Tumbling Window
SDF has a tumbling window that collects entries from the source for a fixed duration of the window before finally being sent to the sink topic. For more in-depth explanation about windows, read this. In this example, we will write a dataflow that aggregates the first digits of random numbers.
Prerequisites
This guide uses local
Fluvio cluster. If you need to install it, please follow the instructions at here.
Dataflow
Overview
In this example, we will write a dataflow that aggregates the first digits of random numbers. For windows, we need to implement states to store data.
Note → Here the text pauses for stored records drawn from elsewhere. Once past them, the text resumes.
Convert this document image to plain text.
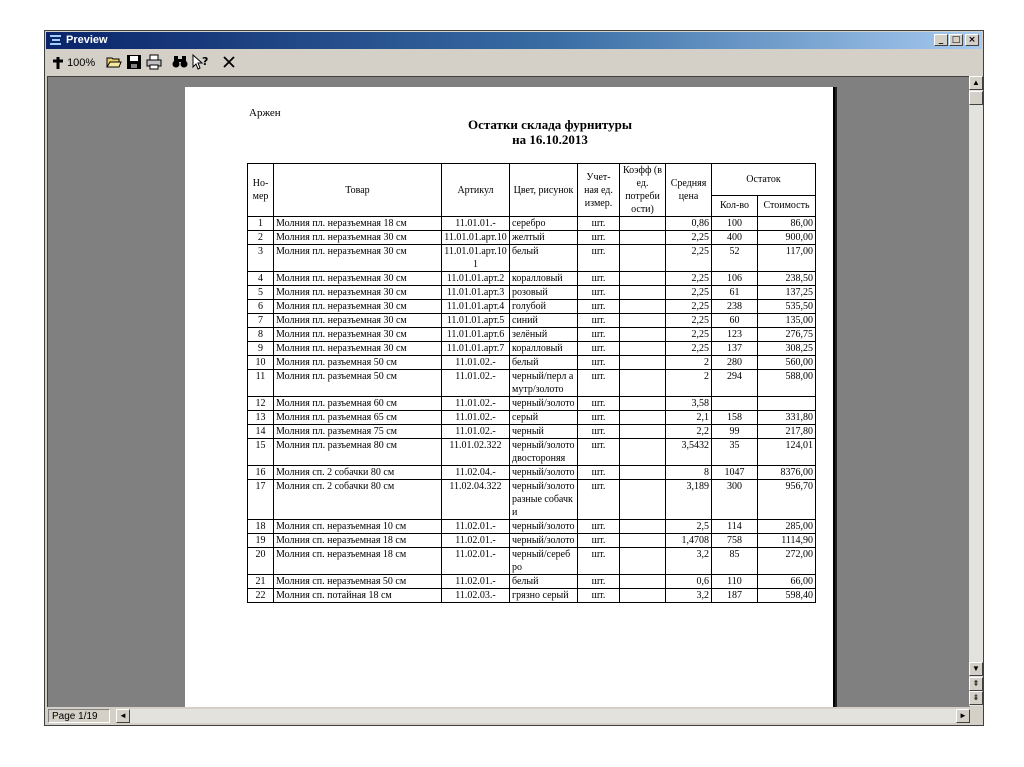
Preview	_ □ ×
100%	?
Аржен
Остатки склада фурнитуры
на 16.10.2013
Но- мер	Товар	Артикул	Цвет, рисунок	Учет- ная ед. измер.	Коэфф (в ед. потреби ости)	Средняя цена	Остаток	
							Кол-во	Стоимость
1	Молния пл. неразъемная 18 см	11.01.01.-	серебро	шт.		0,86	100	86,00
2	Молния пл. неразъемная 30 см	11.01.01.арт.10	желтый	шт.		2,25	400	900,00
3	Молния пл. неразъемная 30 см	11.01.01.арт.101	белый	шт.		2,25	52	117,00
4	Молния пл. неразъемная 30 см	11.01.01.арт.2	коралловый	шт.		2,25	106	238,50
5	Молния пл. неразъемная 30 см	11.01.01.арт.3	розовый	шт.		2,25	61	137,25
6	Молния пл. неразъемная 30 см	11.01.01.арт.4	голубой	шт.		2,25	238	535,50
7	Молния пл. неразъемная 30 см	11.01.01.арт.5	синий	шт.		2,25	60	135,00
8	Молния пл. неразъемная 30 см	11.01.01.арт.6	зелёный	шт.		2,25	123	276,75
9	Молния пл. неразъемная 30 см	11.01.01.арт.7	коралловый	шт.		2,25	137	308,25
10	Молния пл. разъемная 50 см	11.01.02.-	белый	шт.		2	280	560,00
11	Молния пл. разъемная 50 см	11.01.02.-	черный/перл амутр/золото	шт.		2	294	588,00
12	Молния пл. разъемная 60 см	11.01.02.-	черный/золото	шт.		3,58		
13	Молния пл. разъемная 65 см	11.01.02.-	серый	шт.		2,1	158	331,80
14	Молния пл. разъемная 75 см	11.01.02.-	черный	шт.		2,2	99	217,80
15	Молния пл. разъемная 80 см	11.01.02.322	черный/золото двостороняя	шт.		3,5432	35	124,01
16	Молния сп. 2 собачки 80 см	11.02.04.-	черный/золото	шт.		8	1047	8376,00
17	Молния сп. 2 собачки 80 см	11.02.04.322	черный/золото разные собачки	шт.		3,189	300	956,70
18	Молния сп. неразъемная 10 см	11.02.01.-	черный/золото	шт.		2,5	114	285,00
19	Молния сп. неразъемная 18 см	11.02.01.-	черный/золото	шт.		1,4708	758	1114,90
20	Молния сп. неразъемная 18 см	11.02.01.-	черный/серебро	шт.		3,2	85	272,00
21	Молния сп. неразъемная 50 см	11.02.01.-	белый	шт.		0,6	110	66,00
22	Молния сп. потайная 18 см	11.02.03.-	грязно серый	шт.		3,2	187	598,40
▲
▼
⇞
⇟
Page 1/19	◄	►
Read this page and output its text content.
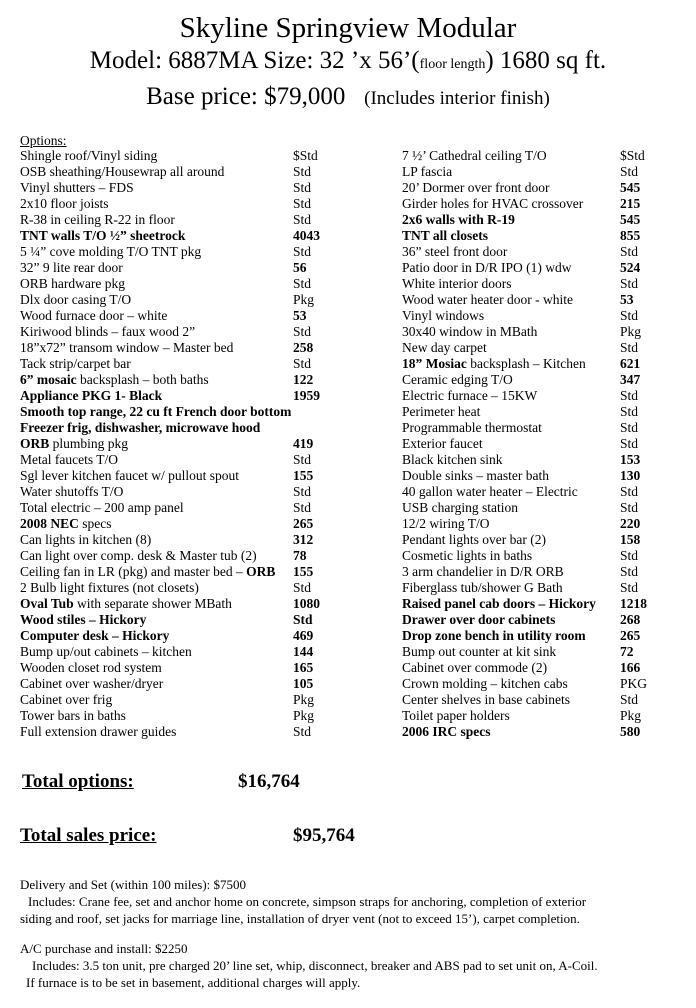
Skyline Springview Modular
Model: 6887MA Size: 32 ’x 56’(floor length) 1680 sq ft.
Base price: $79,000 (Includes interior finish)
Options:
Shingle roof/Vinyl siding	$Std
OSB sheathing/Housewrap all around	Std
Vinyl shutters – FDS	Std
2x10 floor joists	Std
R-38 in ceiling R-22 in floor	Std
TNT walls T/O ½” sheetrock	4043
5 ¼” cove molding T/O TNT pkg	Std
32” 9 lite rear door	56
ORB hardware pkg	Std
Dlx door casing T/O	Pkg
Wood furnace door – white	53
Kiriwood blinds – faux wood 2”	Std
18”x72” transom window – Master bed	258
Tack strip/carpet bar	Std
6” mosaic backsplash – both baths	122
Appliance PKG 1- Black	1959
Smooth top range, 22 cu ft French door bottom
Freezer frig, dishwasher, microwave hood
ORB plumbing pkg	419
Metal faucets T/O	Std
Sgl lever kitchen faucet w/ pullout spout	155
Water shutoffs T/O	Std
Total electric – 200 amp panel	Std
2008 NEC specs	265
Can lights in kitchen (8)	312
Can light over comp. desk & Master tub (2)	78
Ceiling fan in LR (pkg) and master bed – ORB 155
2 Bulb light fixtures (not closets)	Std
Oval Tub with separate shower MBath	1080
Wood stiles – Hickory	Std
Computer desk – Hickory	469
Bump up/out cabinets – kitchen	144
Wooden closet rod system	165
Cabinet over washer/dryer	105
Cabinet over frig	Pkg
Tower bars in baths	Pkg
Full extension drawer guides	Std
7 ½’ Cathedral ceiling T/O	$Std
LP fascia	Std
20’ Dormer over front door	545
Girder holes for HVAC crossover	215
2x6 walls with R-19	545
TNT all closets	855
36” steel front door	Std
Patio door in D/R IPO (1) wdw	524
White interior doors	Std
Wood water heater door - white	53
Vinyl windows	Std
30x40 window in MBath	Pkg
New day carpet	Std
18” Mosiac backsplash – Kitchen	621
Ceramic edging T/O	347
Electric furnace – 15KW	Std
Perimeter heat	Std
Programmable thermostat	Std
Exterior faucet	Std
Black kitchen sink	153
Double sinks – master bath	130
40 gallon water heater – Electric	Std
USB charging station	Std
12/2 wiring T/O	220
Pendant lights over bar (2)	158
Cosmetic lights in baths	Std
3 arm chandelier in D/R ORB	Std
Fiberglass tub/shower G Bath	Std
Raised panel cab doors – Hickory 1218
Drawer over door cabinets	268
Drop zone bench in utility room	265
Bump out counter at kit sink	72
Cabinet over commode (2)	166
Crown molding – kitchen cabs	PKG
Center shelves in base cabinets	Std
Toilet paper holders	Pkg
2006 IRC specs	580
Total options:	$16,764
Total sales price:	$95,764
Delivery and Set (within 100 miles): $7500
Includes: Crane fee, set and anchor home on concrete, simpson straps for anchoring, completion of exterior
siding and roof, set jacks for marriage line, installation of dryer vent (not to exceed 15’), carpet completion.
A/C purchase and install: $2250
Includes: 3.5 ton unit, pre charged 20’ line set, whip, disconnect, breaker and ABS pad to set unit on, A-Coil.
If furnace is to be set in basement, additional charges will apply.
To read more about states, the following page shows information about states.
Define a state
The following is a simple state using a key-value pair.
states:
count-by-first-digit:
type: keyed-state
properties:
key:
type: string
value:
type: u32
Define a window
We will define a window with the following syntax
window:
tumbling:
(...)
assign-timestamp:
(...)
partition:
assign-key:
(...)
update-state:
(...)
flush:
(...)
Five components of a window
1. Add Window duration
tumbling:
duration: 15s
The following sets the duration of the window to discrete 15 second blocks.
2. Assigning a timestamp
assign-timestamp:
run: |
fn assign_event_timestamp(_str: String, time: i64) -> Result<i64> {
Ok(time)
}
The above code assigns a timestamp to each of the entries from the source. In other cases, if a timestamp is encoded in the data, the code could also instead use the encoded timestamp.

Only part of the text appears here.